Отца я никогда не видела, а мама о нем не говорила. Не сказать, что разговоры на эту тему были в нашем маленьком женском обществе табу, но что-то каждый раз мешало моим любопытным детским расспросам. А когда я чуть подросла, смысла в них уже не находила. Жили мы вдвоем, не очень богато, но и нельзя сказать, что бедно. Мама очень старалась, чтобы у меня все было. Но в первую очередь, чтобы я никогда не была одна. Мы были очень близки. Но чем взрослее я становилась, тем больше от нее закрывалась, и постоянно меняла замки в дверях моего маленького мирка.
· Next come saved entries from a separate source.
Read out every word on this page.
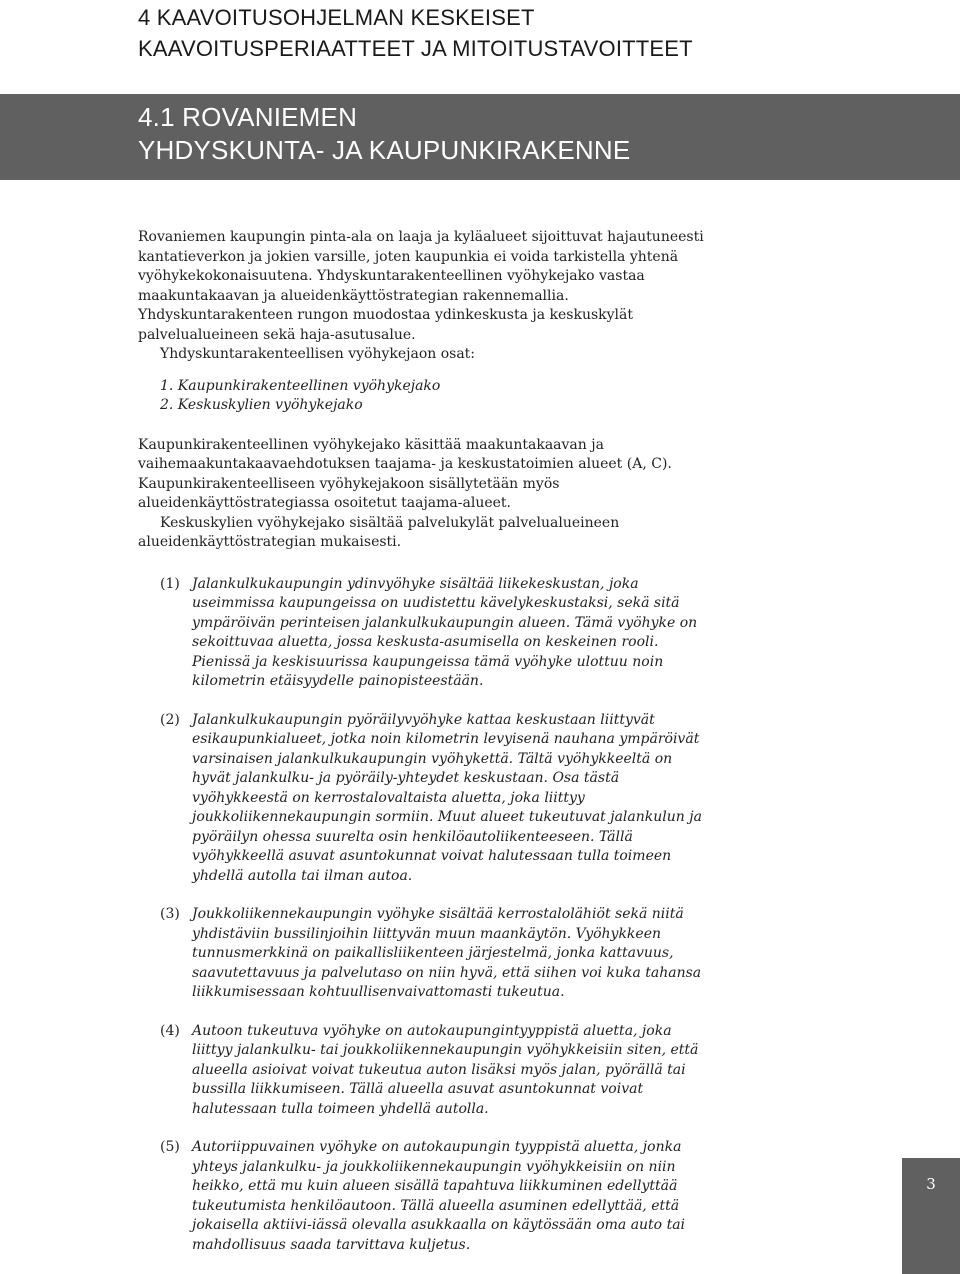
4 KAAVOITUSOHJELMAN KESKEISET
KAAVOITUSPERIAATTEET JA MITOITUSTAVOITTEET
4.1 ROVANIEMEN
YHDYSKUNTA- JA KAUPUNKIRAKENNE

Rovaniemen kaupungin pinta-ala on laaja ja kyläalueet sijoittuvat hajautuneesti kantatieverkon ja jokien varsille, joten kaupunkia ei voida tarkistella yhtenä vyöhykekokonaisuutena. Yhdyskuntarakenteellinen vyöhykejako vastaa maakuntakaavan ja alueidenkäyttöstrategian rakennemallia. Yhdyskuntarakenteen rungon muodostaa ydinkeskusta ja keskuskylät palvelualueineen sekä haja-asutusalue.

Yhdyskuntarakenteellisen vyöhykejaon osat:

1. Kaupunkirakenteellinen vyöhykejako
2. Keskuskylien vyöhykejako

Kaupunkirakenteellinen vyöhykejako käsittää maakuntakaavan ja vaihemaakuntakaavaehdotuksen taajama- ja keskustatoimien alueet (A, C). Kaupunkirakenteelliseen vyöhykejakoon sisällytetään myös alueidenkäyttöstrategiassa osoitetut taajama-alueet.

Keskuskylien vyöhykejako sisältää palvelukylät palvelualueineen alueidenkäyttöstrategian mukaisesti.

(1) Jalankulkukaupungin ydinvyöhyke sisältää liikekeskustan, joka useimmissa kaupungeissa on uudistettu kävelykeskustaksi, sekä sitä ympäröivän perinteisen jalankulkukaupungin alueen. Tämä vyöhyke on sekoittuvaa aluetta, jossa keskusta-asumisella on keskeinen rooli. Pienissä ja keskisuurissa kaupungeissa tämä vyöhyke ulottuu noin kilometrin etäisyydelle painopisteestään.
(2) Jalankulkukaupungin pyöräilyvyöhyke kattaa keskustaan liittyvät esikaupunkialueet, jotka noin kilometrin levyisenä nauhana ympäröivät varsinaisen jalankulkukaupungin vyöhykettä. Tältä vyöhykkeeltä on hyvät jalankulku- ja pyöräily-yhteydet keskustaan. Osa tästä vyöhykkeestä on kerrostalovaltaista aluetta, joka liittyy joukkoliikennekaupungin sormiin. Muut alueet tukeutuvat jalankulun ja pyöräilyn ohessa suurelta osin henkilöautoliikenteeseen. Tällä vyöhykkeellä asuvat asuntokunnat voivat halutessaan tulla toimeen yhdellä autolla tai ilman autoa.
(3) Joukkoliikennekaupungin vyöhyke sisältää kerrostalolähiöt sekä niitä yhdistäviin bussilinjoihin liittyvän muun maankäytön. Vyöhykkeen tunnusmerkkinä on paikallisliikenteen järjestelmä, jonka kattavuus, saavutettavuus ja palvelutaso on niin hyvä, että siihen voi kuka tahansa liikkumisessaan kohtuullisenvaivattomasti tukeutua.
(4) Autoon tukeutuva vyöhyke on autokaupungintyyppistä aluetta, joka liittyy jalankulku- tai joukkoliikennekaupungin vyöhykkeisiin siten, että alueella asioivat voivat tukeutua auton lisäksi myös jalan, pyörällä tai bussilla liikkumiseen. Tällä alueella asuvat asuntokunnat voivat halutessaan tulla toimeen yhdellä autolla.
(5) Autoriippuvainen vyöhyke on autokaupungin tyyppistä aluetta, jonka yhteys jalankulku- ja joukkoliikennekaupungin vyöhykkeisiin on niin heikko, että mu kuin alueen sisällä tapahtuva liikkuminen edellyttää tukeutumista henkilöautoon. Tällä alueella asuminen edellyttää, että jokaisella aktiivi-iässä olevalla asukkaalla on käytössään oma auto tai mahdollisuus saada tarvittava kuljetus.
3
В одну из совершенно невыдающихся и одинаковых недель в наши женские планы входил поход за продуктами, многим покажется, что это совершенно обычный день, нестоящий внимания, но они будут глубоко ошибаться. Ведь именно тогда моя жизнь изменилась до неузнаваемости, о чем я, собственно, узнала не сразу.
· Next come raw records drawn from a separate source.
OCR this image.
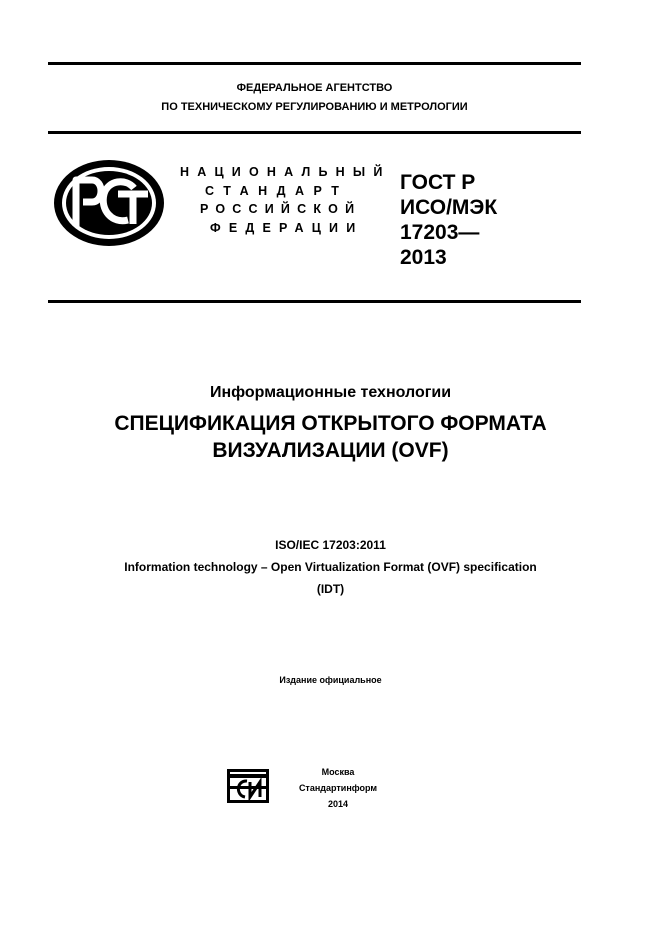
ФЕДЕРАЛЬНОЕ АГЕНТСТВО
ПО ТЕХНИЧЕСКОМУ РЕГУЛИРОВАНИЮ И МЕТРОЛОГИИ
НАЦИОНАЛЬНЫЙ
СТАНДАРТ
РОССИЙСКОЙ
ФЕДЕРАЦИИ
ГОСТ Р
ИСО/МЭК
17203—
2013
Информационные технологии
СПЕЦИФИКАЦИЯ ОТКРЫТОГО ФОРМАТА
ВИЗУАЛИЗАЦИИ (OVF)
ISO/IEC 17203:2011
Information technology – Open Virtualization Format (OVF) specification
(IDT)
Издание официальное
Москва
Стандартинформ
2014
Как всегда, выйдя из магазина, я убежала в толпу, любила быть одна. В толпу вовсе не знакомых мне людей. Никто не был знаком в этой праздной кучке, тяжело идущих бесхвостых обезьян. Они шли опустив, забитую своими мыслями и проблемами, голову. Никто из них не улыбался. И знаете, я думаю, у всех них было точно такое же ощущение. Ощущение пожирающей тебя изнутри, жестокой, беспощадной пустоты. А самое страшное в этой пустоте то, что ее создал сам человек. И она гложет его, убивает все эмоции, все чувства. Когда-либо дорогое становится тебе чуждым. Жизнь, прекрасная жизнь, твоя жизнь, становится ненужной и блеклой. Это чувство, словно ты холодильник. В тебе много чего, ты всем нужен, но открыв тебя, они не видят колбасы, не видят масла или сыра, а ты дышишь на них своим холодом. Ты холодный и никому больше ненужный, неоправданные ожидания, разбитые надежды – вот кем ты оказываешься для всех. И ты думаешь об этом, и это не дает тебе покоя. И ничто не может оторвать тебя от самокопания, от твоей пустоты. Ничто кроме…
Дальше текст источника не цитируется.